CHAPITRE V.

Page [89], lignes 13 et 17: «Elle eut lieu dans le château et les jardins de Versailles, qui, quoique non encore achevés, surpassaient déjà en magnificence toutes les demeures royales.»

J'ai, dans les notes de la deuxième partie (p. 506), fait observer de quelle manière les auteurs les plus sérieux et les plus renommés, qui subissaient l'influence des idées et des mouvements révolutionnaires de 1789, écrivaient l'histoire.

Mirabeau évaluait à douze cents millions les dépenses de Louis XIV pour Versailles; Volney, à quatre milliards, (Leçons d'histoire prononcées en l'an III, 1799, in-8o, p. 141.)

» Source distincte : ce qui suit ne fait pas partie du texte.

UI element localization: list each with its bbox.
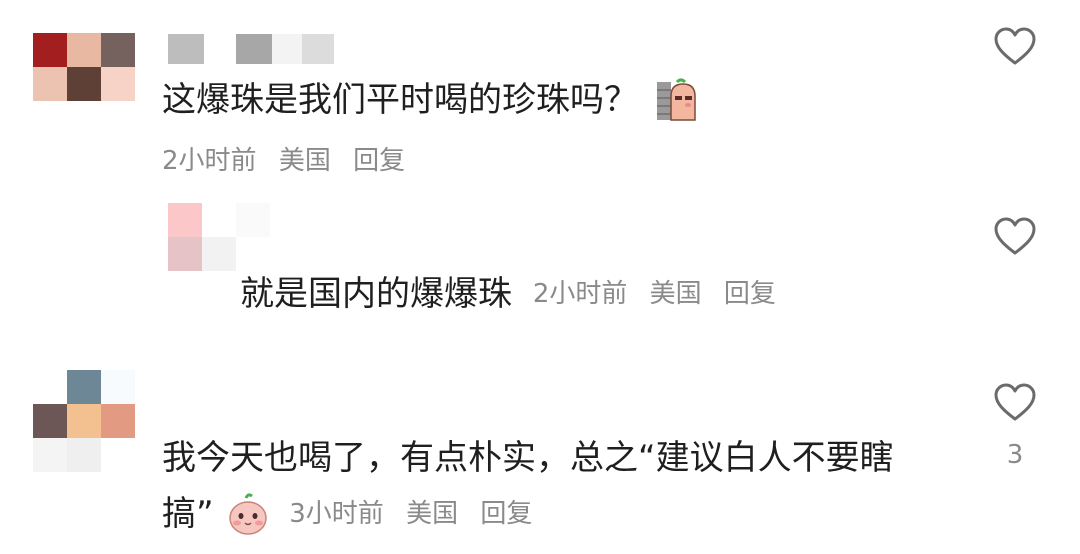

Les vérifications des états originaux de toutes les dépenses de constructions, d'embellissement, d'entretien, depuis 1661 jusqu'en 1689, pendant près de vingt ans qu'elles ont duré, ont constaté que la totalité de ces dépenses a été, au cours du temps, de 116,257,330{lt} 2s 7d, correspondant à 280,643,326 fr. 32 c. (Voyez Eckard, Dépenses effectives de Louis XIV en bâtiments; 1838, in-8o, p. 44.—Id., États au vrai de toutes les sommes employées par Louis XIV, p. 38.) Il faut ajouter à la somme ci-dessus 3,260,341{lt} 19s, pour les dépenses de la chapelle, depuis 1690 jusqu'en 1719. (Conférez encore Eckard, Recherches historiques et biographiques sur Versailles, p. 142 à 152.)—Id., A. Jules Taschereau, au sujet des dépenses de Louis XIV, 1836, in-8o.—Guillaumot, Observations sur le tort que font à l'architecture les déclamations hasardées et exagérées contre la dépense qu'occasionne la construction des monuments publics; Paris, an IX (1801). Guillaumot n'estimait cette dépense, d'après les états, qu'à 83 millions, cours d'alors; 165 millions, cours actuel.—Volney exagérait de même la dépense des monuments construits de son temps; ainsi il avançait que le Panthéon avait coûté 30 millions, et il avait coûté au plus 12 millions.—(Voyez Peignot, Dépenses de Louis XIV; 1827, in-8o, p. 167 et 173.)

Au reste, il paraît que, pour pouvoir apprécier au juste la dépense réelle de Versailles dans toute la durée du règne de Louis XIV en valeurs du jour, il faudrait consulter les archives de la Liste civile, où l'on peut puiser les matériaux nécessaires pour obtenir le chiffre total de toutes ces dépenses, et le combiner avec le prix moyen des journées de travail, celui des denrées, les salaires des artistes, etc. M. Eckard se plaint, dans un de ses écrits, qu'on lui ait refusé la faculté de compulser, dans les archives de l'administration de la Liste civile, les pièces relatives aux dépenses de Versailles sous Louis XIV. Je suis informé que des calculs ont été faits dans cette administration pour évaluer le montant de ces dépenses. Mon opinion est que, quels que soient les efforts que l'on fasse pour accroître le chiffre de ces dépenses, si l'on opère avec sincérité, il n'excédera pas, et probablement n'atteindra pas, 400 millions de notre monnaie actuelle, dans toute la durée du règne de Louis XIV.

CHAPITRE VI

Page [108], ligne 1 et 2: Je la mettrais volontiers dans mon Dictionnaire.

Bayle ajoute à cet endroit de sa lettre: «Elle sera sans doute dans le Moréri de Paris, et madame Deshoulières aussi;» et Prosper Marchand, éditeur des œuvres de Bayle, a mis en note (p. 653, note 16): «Elles ne sont ni l'une ni l'autre dans le Moréri de Hollande ni dans la dernière édition du Dictionnaire de Bayle, 1702.»